La protesta vuole richiamare l’attenzione delle istituzioni e degli organi di informazione sulla necessità di tutelare i livelli occupazionali di tutto il personale impiegato finora presso quello che è conosciuto, grazie a un famoso format televisivo, come il Castello delle Cerimonie.
Come si è arrivati a questo punto
La Sonrisa è finita sotto sequestro e confisca definitiva per abusivismo edilizio ed è passata al patrimonio del Comune di Sant’Antonio Abate.
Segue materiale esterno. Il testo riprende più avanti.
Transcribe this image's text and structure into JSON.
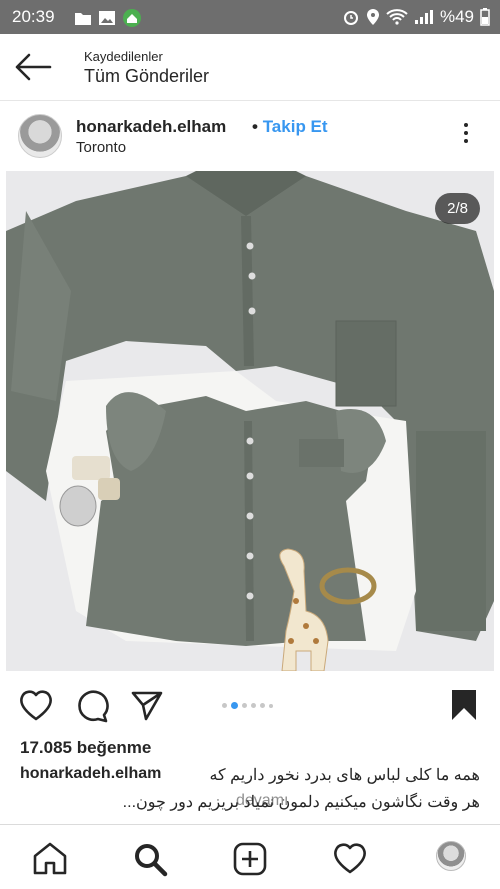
{
  "status": {
    "time": "20:39",
    "battery": "%49"
  },
  "appbar": {
    "subtitle": "Kaydedilenler",
    "title": "Tüm Gönderiler"
  },
  "post": {
    "username": "honarkadeh.elham",
    "separator": "•",
    "follow_label": "Takip Et",
    "location": "Toronto",
    "image_counter": "2/8",
    "likes": "17.085 beğenme",
    "caption_user": "honarkadeh.elham",
    "caption_line1": "همه ما کلی لباس های بدرد نخور داریم که",
    "caption_line2": "هر وقت نگاشون میکنیم دلمون نمیاد بریزیم دور چون...",
    "caption_more": "devamı"
  },
  "carousel": {
    "count": 6,
    "active_index": 1
  },
  "colors": {
    "accent": "#3897f0",
    "statusbar": "#6e6e6e",
    "shirt": "#6f776f"
  },
  "icons": [
    "back-arrow-icon",
    "heart-icon",
    "comment-icon",
    "share-icon",
    "bookmark-icon",
    "home-icon",
    "search-icon",
    "add-icon",
    "activity-heart-icon",
    "profile-avatar-icon"
  ]
}
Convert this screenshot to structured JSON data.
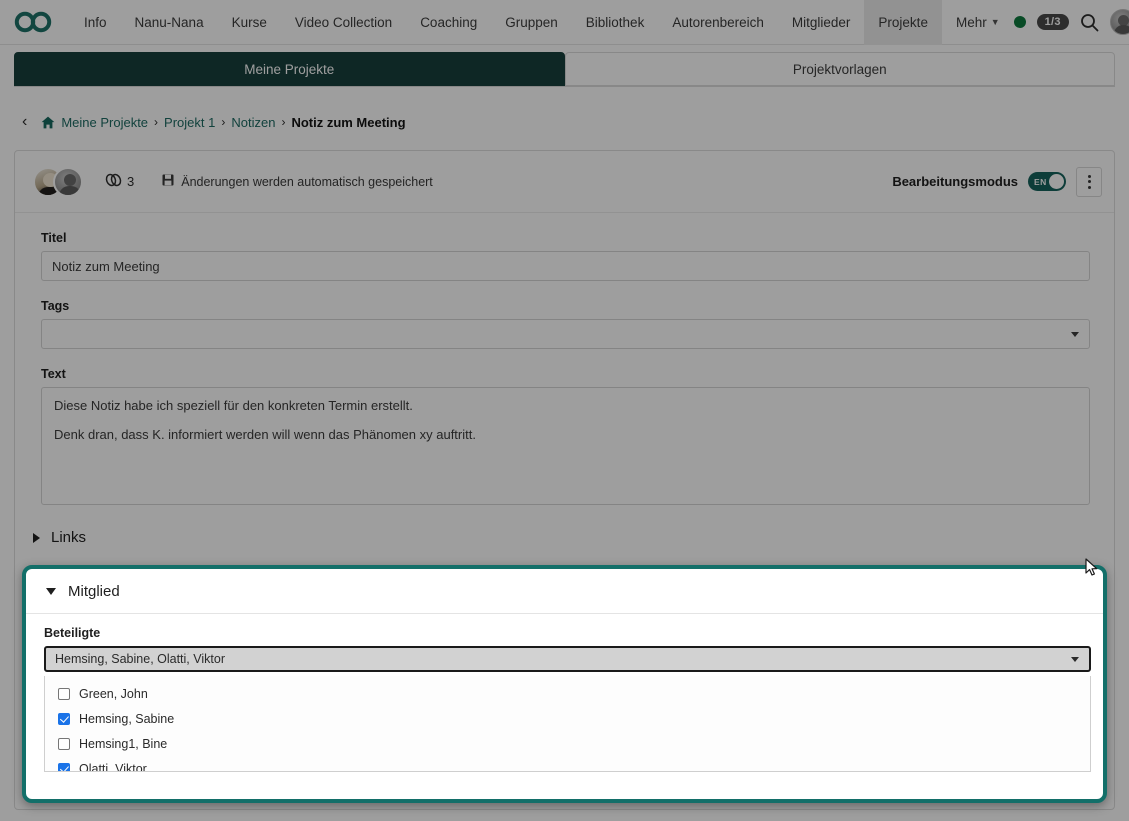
{
  "navbar": {
    "logo_icon": "infinity-logo-icon",
    "links": [
      {
        "label": "Info",
        "active": false
      },
      {
        "label": "Nanu-Nana",
        "active": false
      },
      {
        "label": "Kurse",
        "active": false
      },
      {
        "label": "Video Collection",
        "active": false
      },
      {
        "label": "Coaching",
        "active": false
      },
      {
        "label": "Gruppen",
        "active": false
      },
      {
        "label": "Bibliothek",
        "active": false
      },
      {
        "label": "Autorenbereich",
        "active": false
      },
      {
        "label": "Mitglieder",
        "active": false
      },
      {
        "label": "Projekte",
        "active": true
      }
    ],
    "more_label": "Mehr",
    "status_dot_color": "#0d7a3e",
    "count_badge": "1/3",
    "search_icon": "search-icon",
    "avatar_icon": "user-avatar-icon"
  },
  "tabs": [
    {
      "label": "Meine Projekte",
      "active": true
    },
    {
      "label": "Projektvorlagen",
      "active": false
    }
  ],
  "breadcrumb": {
    "back_icon": "chevron-left-icon",
    "home_icon": "home-icon",
    "items": [
      {
        "label": "Meine Projekte",
        "current": false
      },
      {
        "label": "Projekt 1",
        "current": false
      },
      {
        "label": "Notizen",
        "current": false
      },
      {
        "label": "Notiz zum Meeting",
        "current": true
      }
    ],
    "separator": "›"
  },
  "card_header": {
    "link_icon": "chain-link-icon",
    "link_count": "3",
    "save_icon": "floppy-disk-icon",
    "autosave_text": "Änderungen werden automatisch gespeichert",
    "edit_mode_label": "Bearbeitungsmodus",
    "toggle_text": "EN",
    "toggle_on": true,
    "menu_icon": "kebab-menu-icon"
  },
  "form": {
    "title_label": "Titel",
    "title_value": "Notiz zum Meeting",
    "tags_label": "Tags",
    "tags_value": "",
    "tags_placeholder": "",
    "text_label": "Text",
    "text_paragraphs": [
      "Diese Notiz habe ich speziell für den konkreten Termin erstellt.",
      "Denk dran, dass K. informiert werden will wenn das Phänomen xy auftritt."
    ]
  },
  "sections": {
    "links_label": "Links",
    "links_expanded": false,
    "member_label": "Mitglied",
    "member_expanded": true
  },
  "member": {
    "participants_label": "Beteiligte",
    "participants_value": "Hemsing, Sabine, Olatti, Viktor",
    "options": [
      {
        "label": "Green, John",
        "checked": false
      },
      {
        "label": "Hemsing, Sabine",
        "checked": true
      },
      {
        "label": "Hemsing1, Bine",
        "checked": false
      },
      {
        "label": "Olatti, Viktor",
        "checked": true
      }
    ]
  },
  "colors": {
    "brand_teal": "#136f69",
    "active_tab": "#173f3c",
    "link_teal": "#1d6b63",
    "checkbox_blue": "#1a73e8",
    "status_green": "#0d7a3e"
  }
}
Il Tribunale di Torre Annunziata ha disposto un primo sequestro nel 2011, per alcuni abusi edilizi e ampliamenti non autorizzati
Al termine di una lunga battaglia giudiziaria, la Corte di Cassazione ha confermato la confisca dell’intera struttura e dei terreni, stabilendo che l’immobile diventasse di proprietà del Comune.
Nel 2026, il Consiglio di Stato ha respinto l’ultimo ricorso della famiglia Polese, che gestiva la struttura, ed ha revocato le licenze. Di conseguenza, il complesso ha cessato l’attività di ristorazione e alberghiera, con l’annullamento di tutti gli eventi già prenotati.